GPSを有効にした個室の写真。あんなものを送ったところで自分の危機が伝わって、まして探してもらえる可能性などありえないのに、死に物狂いで考えついた救難信号自体、西原との縁を除けば、いかに気楽な人生を送ってきたかを自覚する。
まひるがいつか恋仲だったという少女であれば、仮にのはなの受けた辱めを経験したとすれば、今頃はホテルの真下で路上を染める死骸になっていただろう。
しかも腹に幾度となく熱いものが突き上げていた間、生命の終わりを願いさえしたのに、心陽の声を聞いた刹那、別の種類の落胆が胸に落ちた。
何故、まひるが来てくれなかったの。
ぼうぞくな男を相手に、友情だけで劣勢だった女の方の味方に付いた心陽のことを鑑みれば、のはなの期待外れは理にかなわない。
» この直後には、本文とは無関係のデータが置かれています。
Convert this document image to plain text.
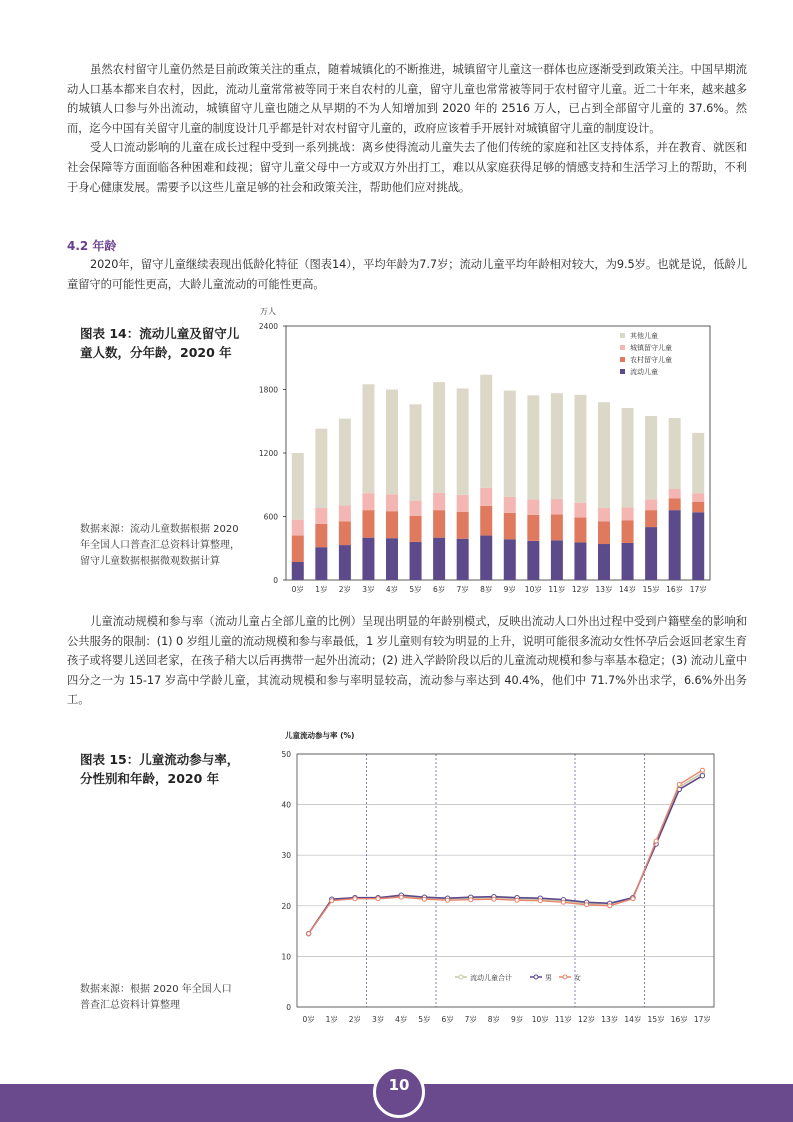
虽然农村留守儿童仍然是目前政策关注的重点，随着城镇化的不断推进，城镇留守儿童这一群体也应逐渐受到政策关注。中国早期流动人口基本都来自农村，因此，流动儿童常常被等同于来自农村的儿童，留守儿童也常常被等同于农村留守儿童。近二十年来，越来越多的城镇人口参与外出流动，城镇留守儿童也随之从早期的不为人知增加到 2020 年的 2516 万人，已占到全部留守儿童的 37.6%。然而，迄今中国有关留守儿童的制度设计几乎都是针对农村留守儿童的，政府应该着手开展针对城镇留守儿童的制度设计。

受人口流动影响的儿童在成长过程中受到一系列挑战：离乡使得流动儿童失去了他们传统的家庭和社区支持体系，并在教育、就医和社会保障等方面面临各种困难和歧视；留守儿童父母中一方或双方外出打工，难以从家庭获得足够的情感支持和生活学习上的帮助，不利于身心健康发展。需要予以这些儿童足够的社会和政策关注，帮助他们应对挑战。

4.2 年龄

2020年，留守儿童继续表现出低龄化特征（图表14），平均年龄为7.7岁；流动儿童平均年龄相对较大，为9.5岁。也就是说，低龄儿童留守的可能性更高，大龄儿童流动的可能性更高。

图表 14：流动儿童及留守儿童人数，分年龄，2020 年
数据来源：流动儿童数据根据 2020 年全国人口普查汇总资料计算整理，留守儿童数据根据微观数据计算
万人
0
600
1200
1800
2400
0岁 1岁 2岁 3岁 4岁 5岁 6岁 7岁 8岁 9岁 10岁 11岁 12岁 13岁 14岁 15岁 16岁 17岁
其他儿童
城镇留守儿童
农村留守儿童
流动儿童

儿童流动规模和参与率（流动儿童占全部儿童的比例）呈现出明显的年龄别模式，反映出流动人口外出过程中受到户籍壁垒的影响和公共服务的限制：(1) 0 岁组儿童的流动规模和参与率最低，1 岁儿童则有较为明显的上升，说明可能很多流动女性怀孕后会返回老家生育孩子或将婴儿送回老家，在孩子稍大以后再携带一起外出流动；(2) 进入学龄阶段以后的儿童流动规模和参与率基本稳定；(3) 流动儿童中四分之一为 15-17 岁高中学龄儿童，其流动规模和参与率明显较高，流动参与率达到 40.4%，他们中 71.7%外出求学，6.6%外出务工。

图表 15：儿童流动参与率，分性别和年龄，2020 年
数据来源：根据 2020 年全国人口普查汇总资料计算整理
儿童流动参与率 (%)
0
10
20
30
40
50
0岁 1岁 2岁 3岁 4岁 5岁 6岁 7岁 8岁 9岁 10岁 11岁 12岁 13岁 14岁 15岁 16岁 17岁
流动儿童合计	男	女
10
一糸まとわぬ肢体を布にくるんで、優しい友人と家に向かっているだけで幸福なのに、個人としての権利を取り戻した途端、人間とはこうも強欲になるものか。
「これしか貸せなくてごめん。洋服の方が良かったかも知れないけど、裸にコート着てるだけの子と歩くなんて、はなちゃんには敷居が高いでしょ」
「ううん……。あの、寒いわよね、私こそごめんね」
さんざん走ってきたから寒くはないんだ、と、心陽は笑った。
軒先でタクシーを降りても震えていないところからして、心陽は本当に、脇目も振らないでのはなを探していたのだろう。
無性に戻ってきたかった私室の天蓋ベッドは、シーツが荒れていた。毛布もない。
西原は、のはなが卒倒した状態のまま、それにくるんでホテルへ運んでいったのだ。毛布くらい家から一枚なくなったところで特に困ることもないが、のはなは、自分をかくも物同然に扱う他人が存在している事実に悲しくなる。
のはながひと息ついたところで、心陽は部屋を歩き出した。
心陽を招き入れたのは、昨年の四月以来だ。あれからさり気なく増えたぬいぐるみや小物に気づいては、心陽はことこまかに感想を挟みながら、のはなに下着や衣類の場所を訊く。未だぼんやりした頭で、のはなは答える。